Il tavolino

 

Pere e pecorino o pecorino e pere,

“non lo far sapere”, a chi?

“al contadino quanto l’è bono

il cacio con le pere”.

Sul piazzale dell’arcangelo

in questa sera di fine estate

al tavolone verde sul prato me ne sto

con le gatte al lato a fare le fusa

e intersecare una pera coscia col cacio,

pera e delizio una dopo l’altra,

fra frinir di cicale inesorabilmente ciarliere,

dalie gialle che si stagliano

luminose contro il rosa della casa,

vasetti di gerani fioriti e allineati

sugli scaffali di ferro come soldati

di un’improbabile armata Brancaleone

dalle divise varie e colorate.

Tramonto roseo a pennellate

Oblique e delicate,

dietro l’abete azzurro il Saltino e Secchieta,

aria tiepida di un autunno annunciato,

il verde splendido della cancellata,

il bianco e il verde dell’edera del vicino

che invade il mio giardino,

sedie bianche e il tavolino tondo e sornione

che par che dica: ”vieni un po’ da me,

lascia quel tavolone rozzo e di legno grosso,

son io più adatto a far da scrittoio

al pensier di un’artista,

son tavolino da bar e da caffè chantal

secondo la migliore tradizione

che chi scrive ha bisogno della confusione

e di gente d’intorno

perché la mente si metta in fazione”.

Io pigra rispondo:

“Gentil Signore

senza far offesa a Lei

che con tanto garbo e tanta profusione di grazia

mi invita al suo piano

per ospitar i miei fogli e la mia biro

le dirò che accetterò un’altra volta

con piacere il suo invito,

ma per stasera starò qui più all’ombra,

da questo mio vecchio amico

che pur nella sua più rustica accoglienza

mi è comodo, grande e ospita le gatte

che soprintendono al mio lavoro

passeggiandoci sopra

con molta competenza e professionalità.

Inoltre caro Signor Tavolino tondo

Sebbene si veda che Lei sia proprio di città

e di razza recente perché di plastica

mi saprebbe dire perché tende a perdere pezzi,

non è forse suo

quella specie di olaò là appeso?

Tace! Non si offenda sa,

non è colpa sa se la Pasquina mi vendette lei

che era un po’ debolino di salute fin dall’inizio.

Prima mancava un bullone

e caddero le gambe,

per cui la dovetti cerchiare con del fil di ferro

e metterci dentro un palo di sostegno,

poi si distaccò il cerchio del piano.

Lei non si deve vergognare

Signor Tavolino di plastica,

io sono comprensiva e capisco

che lei è della generazione dei giovani moderni,

di belle speranze ma un po’ gracile di fisico.

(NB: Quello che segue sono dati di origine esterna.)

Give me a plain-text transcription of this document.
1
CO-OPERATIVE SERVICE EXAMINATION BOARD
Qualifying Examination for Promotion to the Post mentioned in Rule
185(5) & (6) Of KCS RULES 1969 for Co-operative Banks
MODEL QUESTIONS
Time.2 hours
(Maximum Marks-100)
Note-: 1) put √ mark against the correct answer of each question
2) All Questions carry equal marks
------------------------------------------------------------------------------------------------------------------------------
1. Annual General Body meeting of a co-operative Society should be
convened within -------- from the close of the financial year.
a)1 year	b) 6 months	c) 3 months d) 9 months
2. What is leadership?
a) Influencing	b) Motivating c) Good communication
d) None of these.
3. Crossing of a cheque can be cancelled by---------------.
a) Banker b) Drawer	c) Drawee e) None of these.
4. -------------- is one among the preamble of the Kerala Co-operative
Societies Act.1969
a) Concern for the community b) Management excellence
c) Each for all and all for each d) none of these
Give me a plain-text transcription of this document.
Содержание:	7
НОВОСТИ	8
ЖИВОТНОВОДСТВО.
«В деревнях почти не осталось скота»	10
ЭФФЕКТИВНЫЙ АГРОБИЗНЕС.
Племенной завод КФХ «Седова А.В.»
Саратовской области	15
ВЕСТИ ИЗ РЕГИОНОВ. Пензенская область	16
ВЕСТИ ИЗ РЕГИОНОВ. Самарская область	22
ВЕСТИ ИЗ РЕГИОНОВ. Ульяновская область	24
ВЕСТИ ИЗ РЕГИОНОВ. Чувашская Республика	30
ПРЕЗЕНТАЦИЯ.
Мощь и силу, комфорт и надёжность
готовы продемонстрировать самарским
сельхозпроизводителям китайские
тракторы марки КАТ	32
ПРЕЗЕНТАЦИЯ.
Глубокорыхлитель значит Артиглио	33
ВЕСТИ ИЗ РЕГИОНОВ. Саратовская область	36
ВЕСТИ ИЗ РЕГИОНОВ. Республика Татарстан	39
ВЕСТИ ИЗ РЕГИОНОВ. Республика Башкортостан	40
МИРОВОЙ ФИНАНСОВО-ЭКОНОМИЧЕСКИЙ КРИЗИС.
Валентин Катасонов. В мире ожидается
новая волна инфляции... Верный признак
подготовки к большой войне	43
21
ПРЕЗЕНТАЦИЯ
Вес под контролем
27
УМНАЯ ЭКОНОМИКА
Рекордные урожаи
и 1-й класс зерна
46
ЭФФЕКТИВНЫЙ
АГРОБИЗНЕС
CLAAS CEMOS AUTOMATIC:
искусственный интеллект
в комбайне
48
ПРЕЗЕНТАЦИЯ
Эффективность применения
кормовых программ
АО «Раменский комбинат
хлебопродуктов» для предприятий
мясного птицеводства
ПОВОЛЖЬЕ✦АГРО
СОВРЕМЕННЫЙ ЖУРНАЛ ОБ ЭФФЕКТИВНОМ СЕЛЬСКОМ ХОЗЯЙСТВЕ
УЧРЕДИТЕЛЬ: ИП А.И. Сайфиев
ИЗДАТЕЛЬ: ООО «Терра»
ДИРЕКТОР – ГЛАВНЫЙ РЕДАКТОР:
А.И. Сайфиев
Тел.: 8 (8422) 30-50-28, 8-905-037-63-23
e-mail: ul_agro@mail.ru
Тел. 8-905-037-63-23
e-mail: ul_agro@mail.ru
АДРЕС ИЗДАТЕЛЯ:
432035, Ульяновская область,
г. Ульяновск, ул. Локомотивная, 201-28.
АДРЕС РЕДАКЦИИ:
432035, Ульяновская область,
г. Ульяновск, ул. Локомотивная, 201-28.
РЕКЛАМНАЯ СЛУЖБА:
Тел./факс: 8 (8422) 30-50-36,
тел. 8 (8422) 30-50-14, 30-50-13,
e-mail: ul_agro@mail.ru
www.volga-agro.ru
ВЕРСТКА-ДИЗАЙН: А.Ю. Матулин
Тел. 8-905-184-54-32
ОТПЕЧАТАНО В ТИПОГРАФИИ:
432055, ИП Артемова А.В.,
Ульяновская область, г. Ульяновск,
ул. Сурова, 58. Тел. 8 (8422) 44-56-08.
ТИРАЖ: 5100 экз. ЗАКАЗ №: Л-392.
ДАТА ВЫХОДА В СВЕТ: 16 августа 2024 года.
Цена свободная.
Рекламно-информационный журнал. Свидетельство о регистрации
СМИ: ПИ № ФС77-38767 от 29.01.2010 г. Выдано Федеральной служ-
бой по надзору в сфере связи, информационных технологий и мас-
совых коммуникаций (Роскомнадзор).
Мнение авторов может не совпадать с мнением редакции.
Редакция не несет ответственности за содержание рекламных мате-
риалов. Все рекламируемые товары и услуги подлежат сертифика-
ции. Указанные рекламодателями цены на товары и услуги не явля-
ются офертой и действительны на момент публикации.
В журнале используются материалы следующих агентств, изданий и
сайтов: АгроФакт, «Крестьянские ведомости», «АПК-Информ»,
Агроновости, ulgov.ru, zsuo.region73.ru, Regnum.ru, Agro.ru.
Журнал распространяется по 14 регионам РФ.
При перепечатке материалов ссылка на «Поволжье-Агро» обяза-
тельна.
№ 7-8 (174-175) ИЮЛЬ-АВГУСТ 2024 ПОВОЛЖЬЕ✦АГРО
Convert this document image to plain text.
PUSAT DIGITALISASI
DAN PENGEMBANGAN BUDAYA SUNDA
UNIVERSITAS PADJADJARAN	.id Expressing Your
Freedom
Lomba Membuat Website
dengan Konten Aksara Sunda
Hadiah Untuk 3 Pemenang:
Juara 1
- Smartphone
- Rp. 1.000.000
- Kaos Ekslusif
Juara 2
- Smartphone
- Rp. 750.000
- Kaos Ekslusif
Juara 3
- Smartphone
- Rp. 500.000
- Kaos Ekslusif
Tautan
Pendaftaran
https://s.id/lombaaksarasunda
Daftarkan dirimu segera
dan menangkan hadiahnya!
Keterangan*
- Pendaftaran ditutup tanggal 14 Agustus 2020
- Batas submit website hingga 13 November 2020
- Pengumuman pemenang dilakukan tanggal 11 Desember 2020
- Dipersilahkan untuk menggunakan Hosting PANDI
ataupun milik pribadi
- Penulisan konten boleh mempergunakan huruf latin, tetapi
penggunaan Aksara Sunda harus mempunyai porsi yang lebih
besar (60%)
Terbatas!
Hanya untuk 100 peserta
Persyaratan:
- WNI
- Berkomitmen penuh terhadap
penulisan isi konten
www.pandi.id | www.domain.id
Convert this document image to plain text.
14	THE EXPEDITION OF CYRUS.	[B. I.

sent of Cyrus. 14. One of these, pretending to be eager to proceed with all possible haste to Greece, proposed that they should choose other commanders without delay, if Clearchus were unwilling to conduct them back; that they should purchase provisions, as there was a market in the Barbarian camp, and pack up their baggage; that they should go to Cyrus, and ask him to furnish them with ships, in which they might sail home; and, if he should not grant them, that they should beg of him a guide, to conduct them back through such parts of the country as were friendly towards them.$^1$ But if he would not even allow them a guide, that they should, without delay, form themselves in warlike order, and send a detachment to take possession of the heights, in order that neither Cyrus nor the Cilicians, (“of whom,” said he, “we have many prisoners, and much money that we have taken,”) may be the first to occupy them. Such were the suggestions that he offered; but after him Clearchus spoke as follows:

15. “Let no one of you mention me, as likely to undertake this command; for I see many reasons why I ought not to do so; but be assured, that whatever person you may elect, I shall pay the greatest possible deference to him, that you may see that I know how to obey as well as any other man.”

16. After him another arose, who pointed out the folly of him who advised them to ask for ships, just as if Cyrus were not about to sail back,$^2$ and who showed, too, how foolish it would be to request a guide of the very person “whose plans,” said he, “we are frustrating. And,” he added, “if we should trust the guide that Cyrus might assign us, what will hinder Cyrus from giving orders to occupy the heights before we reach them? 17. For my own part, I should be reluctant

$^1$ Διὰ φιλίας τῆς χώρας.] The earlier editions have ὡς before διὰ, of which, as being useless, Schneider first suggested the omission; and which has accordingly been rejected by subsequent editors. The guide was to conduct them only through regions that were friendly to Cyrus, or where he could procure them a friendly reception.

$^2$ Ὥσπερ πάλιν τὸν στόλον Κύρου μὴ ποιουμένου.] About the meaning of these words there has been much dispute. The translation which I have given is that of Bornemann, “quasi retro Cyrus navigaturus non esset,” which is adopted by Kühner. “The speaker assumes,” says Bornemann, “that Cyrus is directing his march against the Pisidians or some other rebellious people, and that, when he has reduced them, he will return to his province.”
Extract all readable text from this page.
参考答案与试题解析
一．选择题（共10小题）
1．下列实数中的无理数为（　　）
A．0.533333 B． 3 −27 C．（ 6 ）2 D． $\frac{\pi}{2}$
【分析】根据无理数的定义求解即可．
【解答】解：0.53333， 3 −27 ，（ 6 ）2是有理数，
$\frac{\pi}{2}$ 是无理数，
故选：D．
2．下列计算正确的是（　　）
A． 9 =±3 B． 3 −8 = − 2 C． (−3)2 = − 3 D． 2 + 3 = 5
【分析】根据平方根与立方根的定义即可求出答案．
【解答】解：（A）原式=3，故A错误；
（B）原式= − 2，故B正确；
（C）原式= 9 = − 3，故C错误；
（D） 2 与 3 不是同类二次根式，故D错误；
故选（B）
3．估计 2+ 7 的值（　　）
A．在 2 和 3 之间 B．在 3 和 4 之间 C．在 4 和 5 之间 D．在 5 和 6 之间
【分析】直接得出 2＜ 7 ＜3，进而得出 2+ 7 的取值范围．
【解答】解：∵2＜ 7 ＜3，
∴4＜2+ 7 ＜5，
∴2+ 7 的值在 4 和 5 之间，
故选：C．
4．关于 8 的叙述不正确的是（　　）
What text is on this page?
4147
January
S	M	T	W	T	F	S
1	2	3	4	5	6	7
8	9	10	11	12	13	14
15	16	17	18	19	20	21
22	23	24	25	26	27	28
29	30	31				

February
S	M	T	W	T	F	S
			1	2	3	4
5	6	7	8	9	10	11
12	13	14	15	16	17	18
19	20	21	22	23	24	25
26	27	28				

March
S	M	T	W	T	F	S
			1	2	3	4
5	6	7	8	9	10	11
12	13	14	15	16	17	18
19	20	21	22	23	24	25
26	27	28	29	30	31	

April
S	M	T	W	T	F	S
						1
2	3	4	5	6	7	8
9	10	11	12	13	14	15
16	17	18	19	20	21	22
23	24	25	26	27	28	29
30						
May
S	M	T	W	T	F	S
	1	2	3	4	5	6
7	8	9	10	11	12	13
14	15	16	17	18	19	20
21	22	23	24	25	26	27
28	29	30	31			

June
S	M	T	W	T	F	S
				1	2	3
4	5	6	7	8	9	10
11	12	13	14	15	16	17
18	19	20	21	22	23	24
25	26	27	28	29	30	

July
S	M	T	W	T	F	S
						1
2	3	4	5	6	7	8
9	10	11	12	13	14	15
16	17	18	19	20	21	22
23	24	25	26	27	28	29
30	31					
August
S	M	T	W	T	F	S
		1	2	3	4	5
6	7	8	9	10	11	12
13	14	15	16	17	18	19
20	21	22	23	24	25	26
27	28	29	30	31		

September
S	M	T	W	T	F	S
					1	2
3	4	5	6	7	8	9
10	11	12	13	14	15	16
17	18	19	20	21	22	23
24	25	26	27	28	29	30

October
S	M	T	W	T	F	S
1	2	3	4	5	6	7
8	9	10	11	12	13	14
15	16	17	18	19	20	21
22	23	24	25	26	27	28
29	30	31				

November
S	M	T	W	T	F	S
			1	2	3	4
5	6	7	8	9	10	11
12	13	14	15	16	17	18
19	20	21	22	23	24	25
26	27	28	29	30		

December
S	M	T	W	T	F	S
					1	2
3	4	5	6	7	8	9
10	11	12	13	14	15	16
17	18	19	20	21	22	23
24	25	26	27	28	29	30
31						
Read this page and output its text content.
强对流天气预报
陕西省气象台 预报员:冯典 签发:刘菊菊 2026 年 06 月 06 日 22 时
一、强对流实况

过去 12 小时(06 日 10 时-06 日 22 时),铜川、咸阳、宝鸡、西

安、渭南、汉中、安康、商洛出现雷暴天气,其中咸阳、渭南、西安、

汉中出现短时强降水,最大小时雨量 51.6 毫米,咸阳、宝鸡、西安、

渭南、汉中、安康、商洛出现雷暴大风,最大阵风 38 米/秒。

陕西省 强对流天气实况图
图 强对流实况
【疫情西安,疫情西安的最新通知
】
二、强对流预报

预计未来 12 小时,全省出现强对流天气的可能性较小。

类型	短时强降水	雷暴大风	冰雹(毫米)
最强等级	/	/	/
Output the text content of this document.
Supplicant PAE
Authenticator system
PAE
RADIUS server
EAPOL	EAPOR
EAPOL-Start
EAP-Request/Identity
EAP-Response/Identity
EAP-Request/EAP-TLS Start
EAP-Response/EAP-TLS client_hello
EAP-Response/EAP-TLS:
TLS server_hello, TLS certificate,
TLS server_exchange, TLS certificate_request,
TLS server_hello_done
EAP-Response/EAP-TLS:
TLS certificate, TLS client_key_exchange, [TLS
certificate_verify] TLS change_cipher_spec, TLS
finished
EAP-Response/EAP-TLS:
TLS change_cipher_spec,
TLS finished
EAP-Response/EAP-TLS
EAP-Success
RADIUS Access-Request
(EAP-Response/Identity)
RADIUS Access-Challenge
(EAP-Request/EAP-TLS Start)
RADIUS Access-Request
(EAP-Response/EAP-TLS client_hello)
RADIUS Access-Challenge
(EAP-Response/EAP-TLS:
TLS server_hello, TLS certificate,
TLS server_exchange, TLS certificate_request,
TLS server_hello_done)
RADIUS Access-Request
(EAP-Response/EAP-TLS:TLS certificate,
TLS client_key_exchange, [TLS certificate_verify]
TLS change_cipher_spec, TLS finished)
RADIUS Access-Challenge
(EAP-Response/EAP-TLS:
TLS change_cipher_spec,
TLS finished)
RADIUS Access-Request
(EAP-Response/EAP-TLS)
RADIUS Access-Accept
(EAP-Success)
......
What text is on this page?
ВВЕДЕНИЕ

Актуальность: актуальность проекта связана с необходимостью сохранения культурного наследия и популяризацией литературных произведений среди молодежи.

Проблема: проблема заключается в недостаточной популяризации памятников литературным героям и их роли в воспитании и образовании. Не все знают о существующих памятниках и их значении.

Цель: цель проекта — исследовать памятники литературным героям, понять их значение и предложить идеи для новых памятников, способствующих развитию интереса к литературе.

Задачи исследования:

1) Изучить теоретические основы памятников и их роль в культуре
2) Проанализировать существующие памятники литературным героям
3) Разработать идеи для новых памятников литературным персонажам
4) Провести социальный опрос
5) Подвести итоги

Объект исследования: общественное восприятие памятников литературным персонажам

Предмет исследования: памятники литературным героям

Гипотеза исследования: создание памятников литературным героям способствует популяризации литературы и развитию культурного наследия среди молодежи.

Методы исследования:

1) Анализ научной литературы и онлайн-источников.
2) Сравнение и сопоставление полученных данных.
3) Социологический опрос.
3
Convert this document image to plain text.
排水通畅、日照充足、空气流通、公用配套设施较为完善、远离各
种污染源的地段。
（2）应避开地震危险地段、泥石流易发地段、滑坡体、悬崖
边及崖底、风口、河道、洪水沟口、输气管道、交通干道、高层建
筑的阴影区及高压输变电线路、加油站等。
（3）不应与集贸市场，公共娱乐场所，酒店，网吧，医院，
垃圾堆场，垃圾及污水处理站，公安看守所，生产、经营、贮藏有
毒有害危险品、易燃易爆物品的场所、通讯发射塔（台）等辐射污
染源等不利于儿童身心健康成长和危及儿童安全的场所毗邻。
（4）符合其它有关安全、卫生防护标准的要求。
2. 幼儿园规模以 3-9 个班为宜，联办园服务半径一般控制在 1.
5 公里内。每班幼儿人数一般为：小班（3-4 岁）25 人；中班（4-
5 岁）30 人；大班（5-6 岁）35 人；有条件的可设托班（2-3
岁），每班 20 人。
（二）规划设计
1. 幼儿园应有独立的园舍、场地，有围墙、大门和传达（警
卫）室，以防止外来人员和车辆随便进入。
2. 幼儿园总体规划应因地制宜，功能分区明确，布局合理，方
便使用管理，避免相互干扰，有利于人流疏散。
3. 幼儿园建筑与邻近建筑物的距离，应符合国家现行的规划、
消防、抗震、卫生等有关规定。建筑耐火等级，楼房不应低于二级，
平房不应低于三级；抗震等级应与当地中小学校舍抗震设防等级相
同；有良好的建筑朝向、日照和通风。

Ho invece un suo antenato,

un altro tavolino verde tondo di ghisa

che apparteneva niente popò  di meno

che al mio zio fattore

e che ha più di cent’anni

e che sta in ottima salute più di lei.

Ogni anno ha bisogno solo,

di una cura ricostituente

di vernice che gli pratico

e risplende di salute e resistenza

sulle sue magre gambette.

Come vede le somiglia proprio,

ma non nella salute.

Non si affligga

Signor Giovane Tavolino di plastica bianca,

la prossima volta verrò da Lei

e scriverò la più bella poesia della mia vita,

e non solo citerò la data e il luogo

dove l’avrò composta ma pure il tavolino,

così che Lei abbia il suo giusto merito

a cui la sua anima sensibile di tavolino artistico

giustamente agogna.”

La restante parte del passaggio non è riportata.